海外だと板前さんは怖そうなイメージを持たれているので、ギャップが非常に大事ですよね。僕はしゃべりがそんなに上手ではなく、お店でも初めは黙っていて、後半になってお客さまとしゃべるようにしています。すると、気難しそうな大将がちょっと話すだけで、面白いトークになるんですよ。お客さまが2時間座っている間に心をどうつかむか、というプレゼンをずっと考えていたから、それをショート動画に変えて追求していった結果が今にあると思います。
――動画がバズったと感じたターニングポイントは?
動画でお寿司を食べ出した時からです。お菓子を食べた時はイマイチだったのに、自分で握ったものを食べると一気に再生数が上がりましたね。実は、撮影していたスタッフの子がダイエット中で食べないから、僕がつまみ食いしたところを隠し撮りされて、それを載せたのが始まりでした。再生数が伸び出してからは海外のメディアに取り上げられたのも大きいです。

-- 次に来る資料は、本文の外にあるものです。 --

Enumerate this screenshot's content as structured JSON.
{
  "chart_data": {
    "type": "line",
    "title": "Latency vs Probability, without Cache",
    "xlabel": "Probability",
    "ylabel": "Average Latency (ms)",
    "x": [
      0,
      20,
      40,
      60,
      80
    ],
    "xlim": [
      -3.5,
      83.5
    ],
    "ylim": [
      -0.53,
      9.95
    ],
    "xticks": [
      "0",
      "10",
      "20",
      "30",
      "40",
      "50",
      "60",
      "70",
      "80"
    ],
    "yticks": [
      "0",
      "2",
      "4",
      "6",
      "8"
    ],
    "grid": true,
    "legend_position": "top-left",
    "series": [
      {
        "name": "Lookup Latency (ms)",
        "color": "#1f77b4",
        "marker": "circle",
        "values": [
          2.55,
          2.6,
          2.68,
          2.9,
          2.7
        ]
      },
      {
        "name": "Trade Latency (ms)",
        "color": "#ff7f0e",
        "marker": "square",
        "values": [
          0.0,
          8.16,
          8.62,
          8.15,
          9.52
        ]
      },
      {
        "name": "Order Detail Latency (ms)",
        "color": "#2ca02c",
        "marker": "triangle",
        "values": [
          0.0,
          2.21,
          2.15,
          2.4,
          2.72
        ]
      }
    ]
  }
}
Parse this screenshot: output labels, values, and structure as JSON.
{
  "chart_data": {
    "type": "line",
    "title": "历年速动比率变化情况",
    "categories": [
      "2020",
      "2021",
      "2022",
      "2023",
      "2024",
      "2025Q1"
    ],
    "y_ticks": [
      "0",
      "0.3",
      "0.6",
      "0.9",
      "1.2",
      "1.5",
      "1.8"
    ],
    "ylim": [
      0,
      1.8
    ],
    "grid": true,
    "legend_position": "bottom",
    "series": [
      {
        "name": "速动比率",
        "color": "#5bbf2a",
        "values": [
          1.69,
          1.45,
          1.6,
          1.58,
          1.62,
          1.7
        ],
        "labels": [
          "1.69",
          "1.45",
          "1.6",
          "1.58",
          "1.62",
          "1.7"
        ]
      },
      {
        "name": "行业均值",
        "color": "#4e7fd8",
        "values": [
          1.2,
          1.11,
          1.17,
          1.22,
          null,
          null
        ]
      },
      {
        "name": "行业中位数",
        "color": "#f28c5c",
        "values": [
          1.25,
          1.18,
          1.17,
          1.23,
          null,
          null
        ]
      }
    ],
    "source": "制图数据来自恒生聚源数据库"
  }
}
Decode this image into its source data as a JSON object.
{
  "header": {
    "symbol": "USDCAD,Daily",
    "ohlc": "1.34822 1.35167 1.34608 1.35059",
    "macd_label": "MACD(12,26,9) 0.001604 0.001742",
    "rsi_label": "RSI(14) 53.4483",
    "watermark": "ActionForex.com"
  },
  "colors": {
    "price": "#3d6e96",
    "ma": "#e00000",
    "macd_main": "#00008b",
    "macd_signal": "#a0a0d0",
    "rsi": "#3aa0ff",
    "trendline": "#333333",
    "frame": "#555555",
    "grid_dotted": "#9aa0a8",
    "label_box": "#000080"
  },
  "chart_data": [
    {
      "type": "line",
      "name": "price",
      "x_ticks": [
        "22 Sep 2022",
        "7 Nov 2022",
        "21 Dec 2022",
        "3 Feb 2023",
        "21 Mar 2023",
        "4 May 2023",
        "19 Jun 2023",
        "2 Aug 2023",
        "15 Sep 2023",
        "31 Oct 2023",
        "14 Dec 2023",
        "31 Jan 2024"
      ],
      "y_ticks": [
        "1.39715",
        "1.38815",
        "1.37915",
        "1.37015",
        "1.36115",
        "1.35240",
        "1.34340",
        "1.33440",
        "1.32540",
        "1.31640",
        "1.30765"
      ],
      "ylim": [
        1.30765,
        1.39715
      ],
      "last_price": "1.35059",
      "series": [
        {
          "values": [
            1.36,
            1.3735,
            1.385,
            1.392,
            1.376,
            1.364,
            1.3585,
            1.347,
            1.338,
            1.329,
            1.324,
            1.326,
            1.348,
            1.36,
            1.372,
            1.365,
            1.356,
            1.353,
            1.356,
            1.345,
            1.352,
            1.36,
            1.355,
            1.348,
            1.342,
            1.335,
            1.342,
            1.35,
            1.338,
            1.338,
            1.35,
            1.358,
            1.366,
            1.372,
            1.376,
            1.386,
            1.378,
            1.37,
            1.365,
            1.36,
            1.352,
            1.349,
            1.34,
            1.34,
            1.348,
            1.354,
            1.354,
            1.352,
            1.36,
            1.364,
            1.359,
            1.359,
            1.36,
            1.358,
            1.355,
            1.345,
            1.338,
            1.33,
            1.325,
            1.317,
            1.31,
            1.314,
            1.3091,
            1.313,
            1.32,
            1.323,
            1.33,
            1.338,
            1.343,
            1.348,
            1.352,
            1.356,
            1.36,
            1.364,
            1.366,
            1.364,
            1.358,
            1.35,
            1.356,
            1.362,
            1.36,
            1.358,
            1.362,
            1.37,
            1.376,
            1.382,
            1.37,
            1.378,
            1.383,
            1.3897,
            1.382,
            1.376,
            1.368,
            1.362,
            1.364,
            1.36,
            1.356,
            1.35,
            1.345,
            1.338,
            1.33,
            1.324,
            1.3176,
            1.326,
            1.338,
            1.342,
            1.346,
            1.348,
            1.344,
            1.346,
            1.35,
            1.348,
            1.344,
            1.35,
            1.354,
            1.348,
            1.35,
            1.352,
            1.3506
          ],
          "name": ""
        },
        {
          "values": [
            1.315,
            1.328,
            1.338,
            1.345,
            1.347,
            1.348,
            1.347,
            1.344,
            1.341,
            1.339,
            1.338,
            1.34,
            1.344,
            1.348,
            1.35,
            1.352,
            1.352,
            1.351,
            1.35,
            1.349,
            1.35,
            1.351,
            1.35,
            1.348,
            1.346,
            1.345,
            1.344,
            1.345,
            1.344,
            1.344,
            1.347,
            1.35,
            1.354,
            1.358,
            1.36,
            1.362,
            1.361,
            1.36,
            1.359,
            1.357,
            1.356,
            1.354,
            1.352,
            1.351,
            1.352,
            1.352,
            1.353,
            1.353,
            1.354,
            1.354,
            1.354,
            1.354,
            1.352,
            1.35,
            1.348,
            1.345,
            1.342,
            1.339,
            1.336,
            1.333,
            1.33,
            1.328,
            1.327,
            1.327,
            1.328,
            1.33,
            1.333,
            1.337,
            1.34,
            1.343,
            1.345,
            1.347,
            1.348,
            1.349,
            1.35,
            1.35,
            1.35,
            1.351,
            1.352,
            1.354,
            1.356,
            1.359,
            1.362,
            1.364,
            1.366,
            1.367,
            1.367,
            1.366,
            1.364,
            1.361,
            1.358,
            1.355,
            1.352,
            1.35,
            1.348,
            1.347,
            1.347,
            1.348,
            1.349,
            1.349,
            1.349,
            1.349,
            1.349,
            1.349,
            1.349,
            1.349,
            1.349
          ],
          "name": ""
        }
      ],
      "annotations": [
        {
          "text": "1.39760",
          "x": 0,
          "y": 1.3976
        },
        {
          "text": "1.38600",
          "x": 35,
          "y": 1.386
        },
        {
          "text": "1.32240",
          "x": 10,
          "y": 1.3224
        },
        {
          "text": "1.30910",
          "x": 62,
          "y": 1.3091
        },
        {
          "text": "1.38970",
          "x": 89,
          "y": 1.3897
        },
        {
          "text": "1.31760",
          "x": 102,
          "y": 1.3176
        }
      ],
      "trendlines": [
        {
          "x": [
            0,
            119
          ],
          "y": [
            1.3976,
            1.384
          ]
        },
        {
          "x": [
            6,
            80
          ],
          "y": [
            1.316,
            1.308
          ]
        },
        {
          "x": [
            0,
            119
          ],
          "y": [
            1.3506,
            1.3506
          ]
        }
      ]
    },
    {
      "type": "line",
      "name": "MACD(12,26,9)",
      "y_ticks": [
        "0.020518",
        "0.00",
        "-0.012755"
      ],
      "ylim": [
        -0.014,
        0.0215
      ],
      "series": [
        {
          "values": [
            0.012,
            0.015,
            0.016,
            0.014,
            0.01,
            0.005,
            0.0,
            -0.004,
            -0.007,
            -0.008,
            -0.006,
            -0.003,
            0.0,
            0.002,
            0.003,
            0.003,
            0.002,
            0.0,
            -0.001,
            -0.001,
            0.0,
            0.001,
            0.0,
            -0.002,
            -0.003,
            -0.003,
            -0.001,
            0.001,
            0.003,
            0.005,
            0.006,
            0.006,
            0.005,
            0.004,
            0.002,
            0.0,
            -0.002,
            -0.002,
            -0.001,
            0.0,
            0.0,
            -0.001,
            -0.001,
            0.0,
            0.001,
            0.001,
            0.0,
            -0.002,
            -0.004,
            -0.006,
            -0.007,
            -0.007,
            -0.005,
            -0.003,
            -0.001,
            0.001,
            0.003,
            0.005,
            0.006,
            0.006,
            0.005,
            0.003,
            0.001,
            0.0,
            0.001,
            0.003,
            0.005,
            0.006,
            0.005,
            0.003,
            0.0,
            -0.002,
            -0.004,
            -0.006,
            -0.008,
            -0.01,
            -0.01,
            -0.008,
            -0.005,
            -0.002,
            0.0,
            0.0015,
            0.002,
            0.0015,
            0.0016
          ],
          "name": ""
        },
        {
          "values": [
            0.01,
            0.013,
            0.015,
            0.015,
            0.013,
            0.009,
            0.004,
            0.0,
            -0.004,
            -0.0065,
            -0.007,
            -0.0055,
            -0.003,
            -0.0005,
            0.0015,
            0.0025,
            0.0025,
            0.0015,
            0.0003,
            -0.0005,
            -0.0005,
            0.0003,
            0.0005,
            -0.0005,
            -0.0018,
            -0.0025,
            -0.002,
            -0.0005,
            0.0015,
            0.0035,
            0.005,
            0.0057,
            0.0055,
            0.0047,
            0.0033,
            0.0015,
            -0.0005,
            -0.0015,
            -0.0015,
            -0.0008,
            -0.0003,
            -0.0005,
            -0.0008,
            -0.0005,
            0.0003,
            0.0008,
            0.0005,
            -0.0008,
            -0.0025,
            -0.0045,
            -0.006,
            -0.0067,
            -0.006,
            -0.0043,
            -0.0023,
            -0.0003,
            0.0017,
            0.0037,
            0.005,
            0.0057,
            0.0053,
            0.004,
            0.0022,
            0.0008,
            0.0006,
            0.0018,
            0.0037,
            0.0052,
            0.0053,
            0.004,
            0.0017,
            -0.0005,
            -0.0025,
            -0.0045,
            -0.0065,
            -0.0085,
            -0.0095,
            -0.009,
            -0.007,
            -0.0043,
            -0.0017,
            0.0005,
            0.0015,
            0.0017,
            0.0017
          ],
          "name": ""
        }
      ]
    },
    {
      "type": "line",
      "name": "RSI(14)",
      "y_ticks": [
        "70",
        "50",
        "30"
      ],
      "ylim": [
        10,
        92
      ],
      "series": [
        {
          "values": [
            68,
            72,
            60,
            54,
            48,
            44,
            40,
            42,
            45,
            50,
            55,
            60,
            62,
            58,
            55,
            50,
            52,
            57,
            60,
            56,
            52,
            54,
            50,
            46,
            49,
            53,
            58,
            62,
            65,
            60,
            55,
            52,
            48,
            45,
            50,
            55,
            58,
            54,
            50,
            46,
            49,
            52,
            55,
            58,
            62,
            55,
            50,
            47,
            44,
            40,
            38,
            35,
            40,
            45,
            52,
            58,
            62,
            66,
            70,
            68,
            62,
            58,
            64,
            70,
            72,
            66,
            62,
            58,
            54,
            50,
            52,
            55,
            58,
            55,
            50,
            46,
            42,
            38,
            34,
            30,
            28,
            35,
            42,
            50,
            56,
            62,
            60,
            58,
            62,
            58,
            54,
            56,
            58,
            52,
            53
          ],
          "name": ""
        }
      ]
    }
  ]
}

「寿司の技術はしっかり見せて、非言語の面白さを加えたクリエイターに」
――「TikTok」は、ほぼ毎日更新。仕入れや営業時間の合間を縫って、いつ撮影していますか?
金曜日と土曜日の各1時間で、6本の動画を収録しています。「TikTok」や他のプラットフォームにそれぞれ合わせて、動画の切り方や音楽も変えています。初期のころは食材をわざわざ買っていましたが、今日あるネタで何を撮ろうかと考えるのが、長く続ける秘訣だと思います。
――短い時間でまとめて撮影して、編集や企画は誰が担当していますか?
僕自身は超アナログな人間なので、編集は妻とスタッフに任せています。ただ、勉強するのは大好きで、他の動画や「TikTok」のレコメンドシステムを分析したり、最先端の流行を情報収集したり企画するのは主に自分でやっています。特に、コメント返しが一番勉強になりますね。皆さんの僕に対するニーズが一番わかるのがコメントですから、お風呂の中でもずっとコメント返しをしています(笑)。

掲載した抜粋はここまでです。